Since Gen Petreaus has been negotiating with Mouktada al Sadr, this could be Maliki's effort to force Petreaus and the American forces to support him in his internecine political battles for control of Iraq. There are indications that Dick Cheney may have known this was coming, and is playing some more of his behind the scenes politics both in the U.S. and in Iraq. Is this going to be used by Cheney and the Republicans to ratchet up the difficulties in Iraq so that the incoming Democratic President will be forced to either send in more troops to pacify that nation or remove American troops from the scene and thus be politically vulnerable in American politics to the cry of "You lost Iraq"? This goes back to my theory that the Republicans are using the Occupation of Iraq as a kubuki theater play to manipulate American politics, so that what really happens in Iraq is of almost no interest to the Republicans.

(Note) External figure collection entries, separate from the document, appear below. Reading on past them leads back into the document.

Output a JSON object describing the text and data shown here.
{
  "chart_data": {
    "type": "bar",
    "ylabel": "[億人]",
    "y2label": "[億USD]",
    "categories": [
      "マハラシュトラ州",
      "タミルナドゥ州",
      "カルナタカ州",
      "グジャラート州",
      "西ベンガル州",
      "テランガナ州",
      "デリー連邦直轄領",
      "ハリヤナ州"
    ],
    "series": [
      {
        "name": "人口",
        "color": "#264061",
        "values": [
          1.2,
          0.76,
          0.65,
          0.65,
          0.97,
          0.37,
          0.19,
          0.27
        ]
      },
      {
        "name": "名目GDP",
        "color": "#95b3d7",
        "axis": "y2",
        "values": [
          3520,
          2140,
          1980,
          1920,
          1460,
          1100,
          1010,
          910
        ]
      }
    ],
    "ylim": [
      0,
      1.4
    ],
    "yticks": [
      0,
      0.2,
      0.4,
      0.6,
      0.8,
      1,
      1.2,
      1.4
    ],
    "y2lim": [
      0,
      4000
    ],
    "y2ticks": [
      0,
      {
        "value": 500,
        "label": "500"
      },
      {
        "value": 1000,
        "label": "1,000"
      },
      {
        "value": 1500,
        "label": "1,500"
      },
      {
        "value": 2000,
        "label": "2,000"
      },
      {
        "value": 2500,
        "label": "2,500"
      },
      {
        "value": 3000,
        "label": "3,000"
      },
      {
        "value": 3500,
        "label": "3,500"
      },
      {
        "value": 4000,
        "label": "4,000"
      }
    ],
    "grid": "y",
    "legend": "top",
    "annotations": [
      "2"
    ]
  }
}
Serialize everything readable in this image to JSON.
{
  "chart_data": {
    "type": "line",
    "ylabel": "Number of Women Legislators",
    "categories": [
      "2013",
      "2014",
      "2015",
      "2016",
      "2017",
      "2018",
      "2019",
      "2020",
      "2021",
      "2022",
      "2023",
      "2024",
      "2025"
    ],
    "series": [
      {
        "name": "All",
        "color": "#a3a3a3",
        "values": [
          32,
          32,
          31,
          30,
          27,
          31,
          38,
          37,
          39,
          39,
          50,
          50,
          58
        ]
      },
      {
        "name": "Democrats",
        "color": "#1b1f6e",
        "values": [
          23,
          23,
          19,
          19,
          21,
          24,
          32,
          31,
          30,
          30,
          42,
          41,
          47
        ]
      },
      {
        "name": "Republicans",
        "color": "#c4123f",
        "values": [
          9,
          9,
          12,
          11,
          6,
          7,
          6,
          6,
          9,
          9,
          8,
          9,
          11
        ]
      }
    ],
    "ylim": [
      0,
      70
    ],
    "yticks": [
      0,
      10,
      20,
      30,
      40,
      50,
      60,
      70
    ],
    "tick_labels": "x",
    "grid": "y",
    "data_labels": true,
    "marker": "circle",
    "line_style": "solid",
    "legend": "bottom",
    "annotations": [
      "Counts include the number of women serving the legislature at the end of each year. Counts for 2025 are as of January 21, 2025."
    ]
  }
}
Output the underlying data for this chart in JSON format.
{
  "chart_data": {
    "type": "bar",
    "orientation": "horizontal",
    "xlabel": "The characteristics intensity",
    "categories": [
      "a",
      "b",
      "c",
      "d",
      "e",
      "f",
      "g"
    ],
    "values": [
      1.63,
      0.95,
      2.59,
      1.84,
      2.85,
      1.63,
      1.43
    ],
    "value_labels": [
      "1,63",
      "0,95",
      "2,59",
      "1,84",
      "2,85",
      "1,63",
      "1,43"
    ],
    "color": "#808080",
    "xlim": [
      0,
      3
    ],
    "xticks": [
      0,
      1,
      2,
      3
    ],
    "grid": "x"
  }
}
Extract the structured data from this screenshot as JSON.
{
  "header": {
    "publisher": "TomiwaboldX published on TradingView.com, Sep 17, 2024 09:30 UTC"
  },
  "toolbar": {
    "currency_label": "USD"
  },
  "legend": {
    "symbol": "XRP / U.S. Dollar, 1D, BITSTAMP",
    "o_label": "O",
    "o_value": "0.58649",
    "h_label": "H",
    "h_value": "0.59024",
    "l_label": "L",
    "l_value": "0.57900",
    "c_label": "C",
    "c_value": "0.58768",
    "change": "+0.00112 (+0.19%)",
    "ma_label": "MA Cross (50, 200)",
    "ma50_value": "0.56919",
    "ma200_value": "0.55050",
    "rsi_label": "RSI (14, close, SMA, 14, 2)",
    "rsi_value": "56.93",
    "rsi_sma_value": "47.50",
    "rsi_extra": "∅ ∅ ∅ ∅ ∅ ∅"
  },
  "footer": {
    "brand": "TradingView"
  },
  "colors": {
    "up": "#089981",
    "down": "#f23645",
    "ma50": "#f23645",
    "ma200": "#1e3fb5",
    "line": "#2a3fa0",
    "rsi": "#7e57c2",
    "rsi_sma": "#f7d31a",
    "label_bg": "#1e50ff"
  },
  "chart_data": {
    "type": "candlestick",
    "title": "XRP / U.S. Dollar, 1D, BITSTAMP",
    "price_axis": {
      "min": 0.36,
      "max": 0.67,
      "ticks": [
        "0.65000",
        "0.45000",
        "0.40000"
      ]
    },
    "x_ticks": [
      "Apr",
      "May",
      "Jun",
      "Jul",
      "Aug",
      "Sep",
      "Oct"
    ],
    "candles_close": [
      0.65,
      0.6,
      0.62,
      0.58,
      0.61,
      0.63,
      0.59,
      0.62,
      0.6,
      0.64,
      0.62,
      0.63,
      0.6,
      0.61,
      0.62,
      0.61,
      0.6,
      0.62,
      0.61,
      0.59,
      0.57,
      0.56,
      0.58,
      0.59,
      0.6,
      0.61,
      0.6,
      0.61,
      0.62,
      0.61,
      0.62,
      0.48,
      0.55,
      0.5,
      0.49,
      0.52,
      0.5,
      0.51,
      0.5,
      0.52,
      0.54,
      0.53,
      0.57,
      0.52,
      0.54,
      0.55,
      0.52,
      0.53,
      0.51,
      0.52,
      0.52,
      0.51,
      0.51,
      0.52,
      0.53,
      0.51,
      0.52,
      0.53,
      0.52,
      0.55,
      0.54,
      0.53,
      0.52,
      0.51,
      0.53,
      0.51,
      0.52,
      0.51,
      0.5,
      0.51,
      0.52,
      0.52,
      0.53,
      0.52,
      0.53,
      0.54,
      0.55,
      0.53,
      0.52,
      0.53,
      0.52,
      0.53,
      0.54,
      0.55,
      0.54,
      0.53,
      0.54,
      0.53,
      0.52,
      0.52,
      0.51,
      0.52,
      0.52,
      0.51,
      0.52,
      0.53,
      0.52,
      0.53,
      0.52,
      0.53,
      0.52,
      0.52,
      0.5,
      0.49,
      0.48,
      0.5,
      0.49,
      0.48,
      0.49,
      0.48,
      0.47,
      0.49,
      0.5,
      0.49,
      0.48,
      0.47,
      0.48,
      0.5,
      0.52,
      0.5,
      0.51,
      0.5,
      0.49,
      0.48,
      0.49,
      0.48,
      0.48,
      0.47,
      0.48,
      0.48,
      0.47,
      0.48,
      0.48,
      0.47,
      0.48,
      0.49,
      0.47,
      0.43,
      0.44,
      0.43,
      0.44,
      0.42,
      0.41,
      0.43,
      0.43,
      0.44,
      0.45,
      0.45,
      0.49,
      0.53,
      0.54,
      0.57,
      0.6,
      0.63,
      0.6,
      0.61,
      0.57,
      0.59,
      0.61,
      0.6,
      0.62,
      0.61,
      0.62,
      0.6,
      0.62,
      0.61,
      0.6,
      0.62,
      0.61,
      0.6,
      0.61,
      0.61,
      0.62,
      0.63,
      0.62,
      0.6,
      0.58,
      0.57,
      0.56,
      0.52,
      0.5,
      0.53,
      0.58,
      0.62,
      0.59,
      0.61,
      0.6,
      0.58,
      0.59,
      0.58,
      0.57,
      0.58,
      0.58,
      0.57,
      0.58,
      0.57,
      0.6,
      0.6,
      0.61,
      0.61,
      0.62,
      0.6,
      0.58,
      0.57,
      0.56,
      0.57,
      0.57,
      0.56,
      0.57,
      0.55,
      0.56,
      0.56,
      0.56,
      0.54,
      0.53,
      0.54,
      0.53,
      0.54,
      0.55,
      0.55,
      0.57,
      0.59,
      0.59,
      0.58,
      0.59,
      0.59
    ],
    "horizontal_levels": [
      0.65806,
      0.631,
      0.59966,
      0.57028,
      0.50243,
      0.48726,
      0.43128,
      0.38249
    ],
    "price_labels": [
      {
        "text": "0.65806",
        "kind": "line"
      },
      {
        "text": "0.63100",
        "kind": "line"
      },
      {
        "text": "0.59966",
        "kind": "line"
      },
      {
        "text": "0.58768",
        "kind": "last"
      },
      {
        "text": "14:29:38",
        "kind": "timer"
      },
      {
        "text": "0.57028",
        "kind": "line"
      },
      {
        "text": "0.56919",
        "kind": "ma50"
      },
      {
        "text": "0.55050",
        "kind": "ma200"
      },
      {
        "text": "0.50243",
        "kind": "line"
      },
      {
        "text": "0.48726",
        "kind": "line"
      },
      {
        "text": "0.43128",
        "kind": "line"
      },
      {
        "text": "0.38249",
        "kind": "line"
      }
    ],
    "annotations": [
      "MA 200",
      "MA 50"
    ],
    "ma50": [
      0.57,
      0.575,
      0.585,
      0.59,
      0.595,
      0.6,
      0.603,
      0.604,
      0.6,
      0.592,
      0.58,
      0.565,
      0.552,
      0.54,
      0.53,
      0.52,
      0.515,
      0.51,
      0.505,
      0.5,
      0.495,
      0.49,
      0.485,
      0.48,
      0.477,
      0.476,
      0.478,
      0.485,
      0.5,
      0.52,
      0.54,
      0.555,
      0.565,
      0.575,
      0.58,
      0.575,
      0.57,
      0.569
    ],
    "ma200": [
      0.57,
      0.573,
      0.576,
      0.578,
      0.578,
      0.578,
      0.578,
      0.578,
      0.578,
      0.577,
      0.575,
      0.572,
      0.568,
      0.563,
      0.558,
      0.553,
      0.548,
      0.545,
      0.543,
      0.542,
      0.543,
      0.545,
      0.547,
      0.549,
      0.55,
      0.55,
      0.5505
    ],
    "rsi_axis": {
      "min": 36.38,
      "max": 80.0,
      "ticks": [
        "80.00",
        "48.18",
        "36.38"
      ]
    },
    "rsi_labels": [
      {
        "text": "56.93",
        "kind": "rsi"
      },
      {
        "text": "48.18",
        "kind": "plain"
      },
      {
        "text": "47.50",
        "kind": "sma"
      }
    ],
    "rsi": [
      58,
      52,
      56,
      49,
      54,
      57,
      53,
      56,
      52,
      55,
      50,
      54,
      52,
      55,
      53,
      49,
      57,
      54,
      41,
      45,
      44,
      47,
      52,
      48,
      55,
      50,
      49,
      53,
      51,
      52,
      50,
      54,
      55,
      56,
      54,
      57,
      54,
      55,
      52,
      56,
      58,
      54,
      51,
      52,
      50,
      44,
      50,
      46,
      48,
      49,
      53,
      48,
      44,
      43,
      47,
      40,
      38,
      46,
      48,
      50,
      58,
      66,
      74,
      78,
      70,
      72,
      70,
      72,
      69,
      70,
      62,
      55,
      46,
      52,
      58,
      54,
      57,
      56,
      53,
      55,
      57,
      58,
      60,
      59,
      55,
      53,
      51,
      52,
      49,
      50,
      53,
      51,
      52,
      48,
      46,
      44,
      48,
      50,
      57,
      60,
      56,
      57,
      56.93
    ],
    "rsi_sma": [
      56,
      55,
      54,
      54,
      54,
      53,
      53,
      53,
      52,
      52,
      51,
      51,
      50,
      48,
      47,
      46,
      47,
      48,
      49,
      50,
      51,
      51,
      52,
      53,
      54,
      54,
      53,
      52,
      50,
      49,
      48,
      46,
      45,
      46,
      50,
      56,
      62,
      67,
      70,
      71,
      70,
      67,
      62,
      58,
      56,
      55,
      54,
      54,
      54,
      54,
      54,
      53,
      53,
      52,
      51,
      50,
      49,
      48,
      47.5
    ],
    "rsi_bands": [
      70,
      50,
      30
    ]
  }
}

All that matters is how they can spin it for American voters.
Mesopotamia is the cradle of civilization, and the term "Byzantine politics" was invented to describe the way politics in Turkey and the Tigris-Euphrates valley works. The Republicans thought they could predict what would happen there as a result of "Bush's War" and they found disaster instead.
American troops will not be successful in Iraq. They will be co opted by one side or the other in their internecine wars and used to fight for things that have nothing to do with America's interests.
America should have learned that by now. The Bush administration is too stupid and proud of their conservative ideology to become aware of reality.